We never went to the moon – Ay’a hiç gitmedik”. Bu soruya ilk hayır gidilmedi cevabının bu kitapla verildiğini görüyoruz. Ay’a gidilmesinden 7 yıl sonra 1976’da yayımlanmış, yine ABD’de. Yani Ay’a gittiğini söyleyenler de Amerikalı, gidilmediğini söyleyenler de… Kitaptaki iddialar daha sonra bu konuda geliştirilen söylemin temelini oluşturuyor.
  • NASA 1960’lı yıllarda insanları Ay’a götürebilecek bir teknolojiye sahip değildi.
  • Ay’ın yüzeyinde çekilen fotoğraflarda yıldızlar gözükmüyor.
  • Aynı fotoğraflarda optik anomaliler var.
  • Ay’a iniş yapan Lunar modüllerin indikten sonra çok büyük bir toz bulutu oluşturması gerekirdi.
  • Ay’a canlı yayın yapabilecek TV ekipmanı götürüp çalıştırmak imkânsızdır.
  • Ay yüzeyindeki sıcaklığın çok düşük ya da çok yüksek olması nedeniyle astronotların fotoğraf makinelerinin erimiş ya da donmuş olması gerekirdi.
Kitaptaki bu iddialara yıllar içerisinde daha pek çok yenisi eklendi.
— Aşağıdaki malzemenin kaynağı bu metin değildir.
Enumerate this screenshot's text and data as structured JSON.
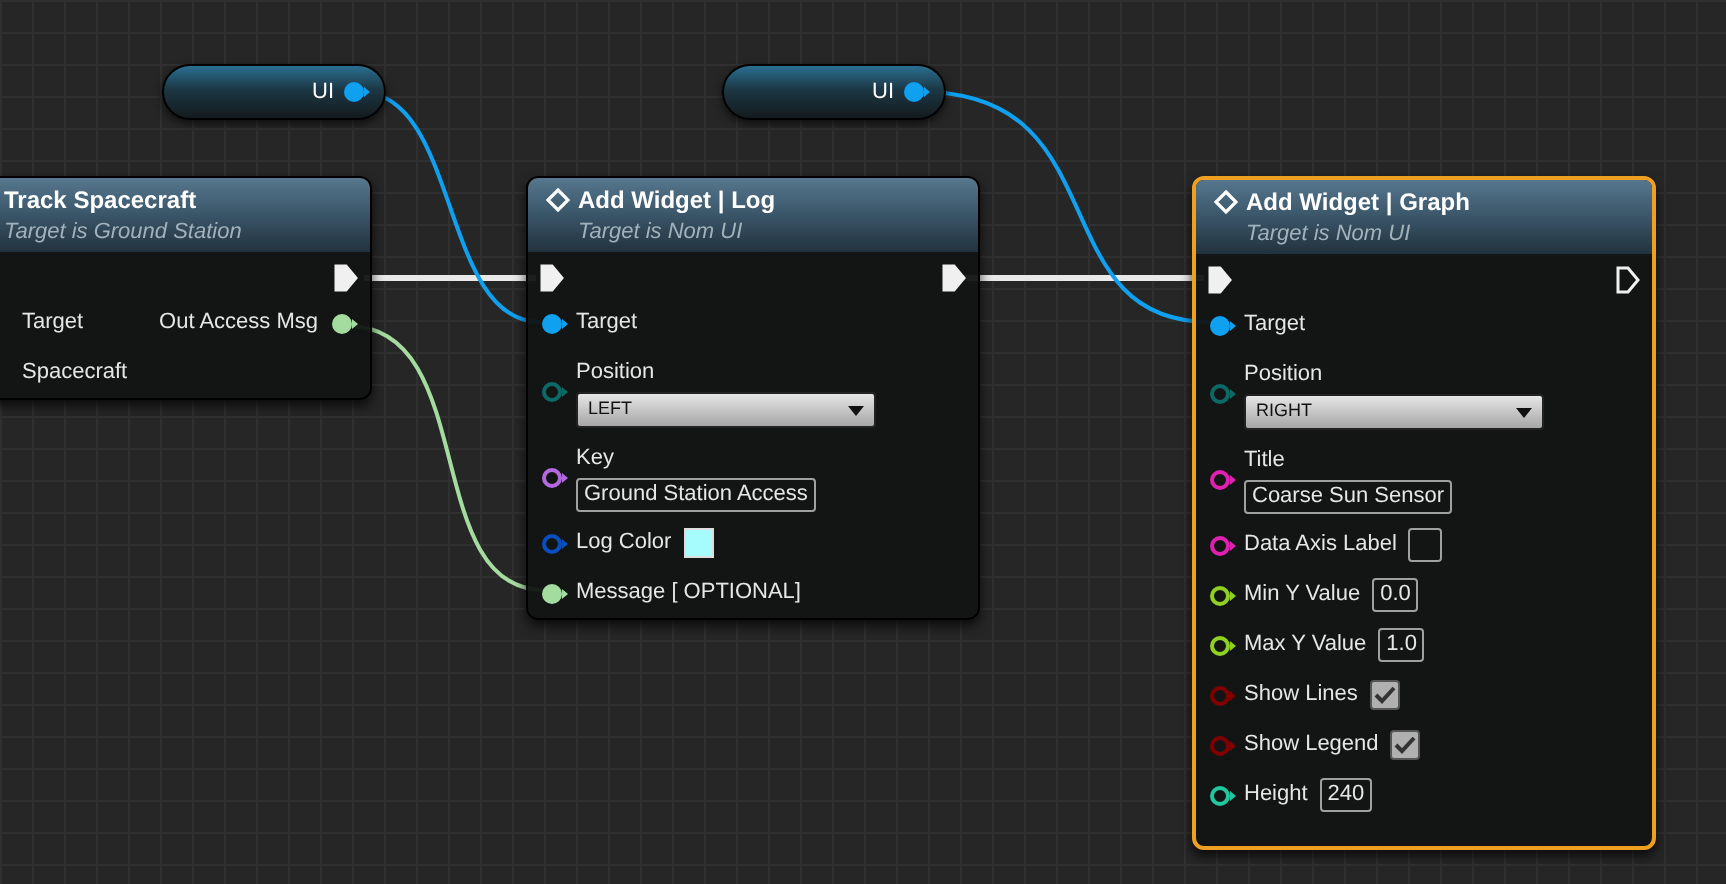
{
  "variable_nodes": [
    {
      "label": "UI",
      "color": "#10a0f0"
    },
    {
      "label": "UI",
      "color": "#10a0f0"
    }
  ],
  "nodes": [
    {
      "title": "Track Spacecraft",
      "subtitle": "Target is Ground Station",
      "selected": false,
      "exec_out": {
        "connected": true
      },
      "inputs": [
        {
          "label": "Target",
          "kind": "plain"
        },
        {
          "label": "Spacecraft",
          "kind": "plain"
        }
      ],
      "outputs": [
        {
          "label": "Out Access Msg",
          "color": "#a4dca0",
          "connected": true
        }
      ]
    },
    {
      "title": "Add Widget | Log",
      "subtitle": "Target is Nom UI",
      "selected": false,
      "exec_in": {
        "connected": true
      },
      "exec_out": {
        "connected": true
      },
      "inputs": [
        {
          "label": "Target",
          "kind": "plain",
          "color": "#10a0f0",
          "connected": true
        },
        {
          "label": "Position",
          "kind": "dropdown",
          "value": "LEFT",
          "color": "#0b6a66",
          "connected": false
        },
        {
          "label": "Key",
          "kind": "entry",
          "value": "Ground Station Access",
          "color": "#b468e0",
          "connected": false
        },
        {
          "label": "Log Color",
          "kind": "swatch",
          "swatch": {
            "color": "#a6fcfc"
          },
          "color": "#0a4fbf",
          "connected": false
        },
        {
          "label": "Message [ OPTIONAL]",
          "kind": "plain",
          "color": "#a4dca0",
          "connected": true
        }
      ]
    },
    {
      "title": "Add Widget | Graph",
      "subtitle": "Target is Nom UI",
      "selected": true,
      "exec_in": {
        "connected": true
      },
      "exec_out": {
        "connected": false
      },
      "inputs": [
        {
          "label": "Target",
          "kind": "plain",
          "color": "#10a0f0",
          "connected": true
        },
        {
          "label": "Position",
          "kind": "dropdown",
          "value": "RIGHT",
          "color": "#0b6a66",
          "connected": false
        },
        {
          "label": "Title",
          "kind": "entry",
          "value": "Coarse Sun Sensor",
          "color": "#e020b0",
          "connected": false
        },
        {
          "label": "Data Axis Label",
          "kind": "text",
          "color": "#e020b0",
          "connected": false
        },
        {
          "label": "Min Y Value",
          "kind": "text",
          "value": "0.0",
          "color": "#90d020",
          "connected": false
        },
        {
          "label": "Max Y Value",
          "kind": "text",
          "value": "1.0",
          "color": "#90d020",
          "connected": false
        },
        {
          "label": "Show Lines",
          "kind": "checkbox",
          "checked": true,
          "color": "#800000",
          "connected": false
        },
        {
          "label": "Show Legend",
          "kind": "checkbox",
          "checked": true,
          "color": "#800000",
          "connected": false
        },
        {
          "label": "Height",
          "kind": "text",
          "value": "240",
          "color": "#20c8a0",
          "connected": false
        }
      ]
    }
  ]
}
Hepsi hakkında konuşabilmek bir video süresi içerisinde mümkün olamayacağı için ben en önemli iddialar üzerinde durmak istiyorum. “Van Allen radyasyon kuşağından nasıl geçtiler?” gibi daha mantıklı soruları cevaplamak. Önce teknolojiden başlayalım.
NASA 1960’lı yıllarda insanları Ay’a götürebilecek bir teknolojiye sahipti. Sadece Amerikalılar değil Ruslar da böyle bir teknolojiye sahipti. Apollo uzay araçlarında dijital bir bilgisayar bile kullanıldı. 2 kb RAM ve 36 kb ROM kapasitesiyle bugünkü kol saatleriyle bile boy ölçüşemeyecek bir bilgisayardı ama böyle bir görev için yeterliydi. Benim kuşağımdan arkadaşlar Commodore 64 için yapılan demoları izlemişse küçük datalarla bile neler yapılabileceğini gayet iyi hatırlıyordur. 2 dakika 21 saniyelik şu klipteki animasyon ve müziği bir kişi sadece 256 byte’lık bir kodla yazdı. Apollo görevinde kullanılan bilgisayar dönemine göre oldukça gelişmiş ve yeterliydi. Ayrıca uzay araçları tamamen kendi içindeki bilgisayara bağımlı değildi. Zaten bu bilgisayar daha ilk iniş sırasında Apollo 11’de arıza yaptı ve buna rağmen iniş gerçekleşti. Sovyetler Birliği bilgisayar teknolojisi konusunda daha geride olduğu için Ay projelerindeki uzay araçlarına bilgisayar yerine sadece hesap makinesi koyabildiler. Bu yöntemle Ay’a ABD’den 10 yıl önce 13 Eylül 1959’da Luna 2 aracını indirmeyi başardılar. Evet Ay’a ulaşan ilk insan yapımı cisim Ruslar tarafından gönderildi. Kısaca o dönemde Ay’a uzay aracı gönderebilmek ve onu indirebilmek teknolojik olarak mümkündü. Riskli ve zor olan şey insanları oraya göndermekti. Aslında o da kolay da onları Ay’a gönderdikten sonra canlı olarak Dünya’ya geri getirebilmek mesele.
Dolayısıyla sorulması gereken asıl soru ne biliyor musunuz?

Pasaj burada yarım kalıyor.